From July 10 to 19 representatives of different UN member States will gather in New York for a forum on sustainable development. Eradicating poverty and promoting prosperity in a changing world will be the theme.
The UN High-level political Forum on Sustainable Development will be used to identify gaps in the implementation of the Sustainable Development Goals which replaced the Millennium Development Goals and which are to be realised by 2030.
One of the sustainable development goals is to ensure healthy lives and promote well-being for people of all ages.
The United Nations Population Fund (UNFPA) has played a key role in reducing maternal mortality and morbidity. Therefore, a move by the US to reduce funding for UNFPA will not only affect the health of women and children but is also a set back to the realisation of the goals.

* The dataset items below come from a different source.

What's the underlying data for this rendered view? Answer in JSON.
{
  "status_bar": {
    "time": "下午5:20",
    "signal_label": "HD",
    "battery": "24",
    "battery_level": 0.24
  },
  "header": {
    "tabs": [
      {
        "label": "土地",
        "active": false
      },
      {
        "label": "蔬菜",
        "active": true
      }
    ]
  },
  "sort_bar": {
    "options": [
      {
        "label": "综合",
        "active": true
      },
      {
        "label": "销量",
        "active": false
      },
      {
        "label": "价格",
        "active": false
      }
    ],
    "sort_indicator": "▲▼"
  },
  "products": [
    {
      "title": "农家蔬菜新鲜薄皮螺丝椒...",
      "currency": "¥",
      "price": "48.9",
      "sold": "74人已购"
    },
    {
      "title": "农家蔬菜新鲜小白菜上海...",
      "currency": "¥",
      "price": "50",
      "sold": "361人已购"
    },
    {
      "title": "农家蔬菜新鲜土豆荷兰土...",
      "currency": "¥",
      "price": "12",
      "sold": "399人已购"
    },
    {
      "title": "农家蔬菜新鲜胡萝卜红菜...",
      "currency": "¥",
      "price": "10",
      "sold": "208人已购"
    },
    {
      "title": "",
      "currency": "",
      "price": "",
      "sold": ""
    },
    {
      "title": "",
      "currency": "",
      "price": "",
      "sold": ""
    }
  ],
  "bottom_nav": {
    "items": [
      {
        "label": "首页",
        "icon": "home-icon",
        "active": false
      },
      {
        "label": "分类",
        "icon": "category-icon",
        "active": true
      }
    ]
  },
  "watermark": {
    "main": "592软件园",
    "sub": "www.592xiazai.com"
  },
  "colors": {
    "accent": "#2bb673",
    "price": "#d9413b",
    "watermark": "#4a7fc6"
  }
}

Good health and well-being are achieved through psychosocial support for survivors of sexual and gender based violence as well as support to people who have HIV and the disabled.
Good health also incorporates access to safe delivery, adequate health workers within health facilities, access to reproductive health information and services and access to maternal health services.
With reduced funding for the UNFPA, reproductive health services remain compromised.
There may be increased cases of unsafe abortion due to inadequate information, inadequate family planning services due to inaccessibility to contraceptives, increased cases of teenage pregnancy and more HIV infections.
Since UNFPA also invests in training communities on livelihood skills, there are fears that poverty levels may increase. The decision by President Donald Trump to cut funding for the UNFPA requires several approaches for countries to achieve their goals.
First, countries must endeavour to be self-reliant. Africa, particularly, must take advantage of the vast resources at its disposal, agriculture, minerals and the oil deposits. Secondly, is increased advocacy on reproductive health services.
The magnitude of unsafe abortions and HIV particularly among adolescents must be brought to the attention of all stakeholders including donors.
Thirdly, countries must develop political goodwill in implementing policies they put in place including the development goals.
Fourthly, we must strengthen our health systems from the community to national level through increased financial allocations to health and by training and motivating specialised health workers.
Finally, we must ensure all interventions are evidence based and we must also learn from the past. What the best practices are, what the alternative sources of funding are and how well the target beneficiaries respond to health interventions we develop.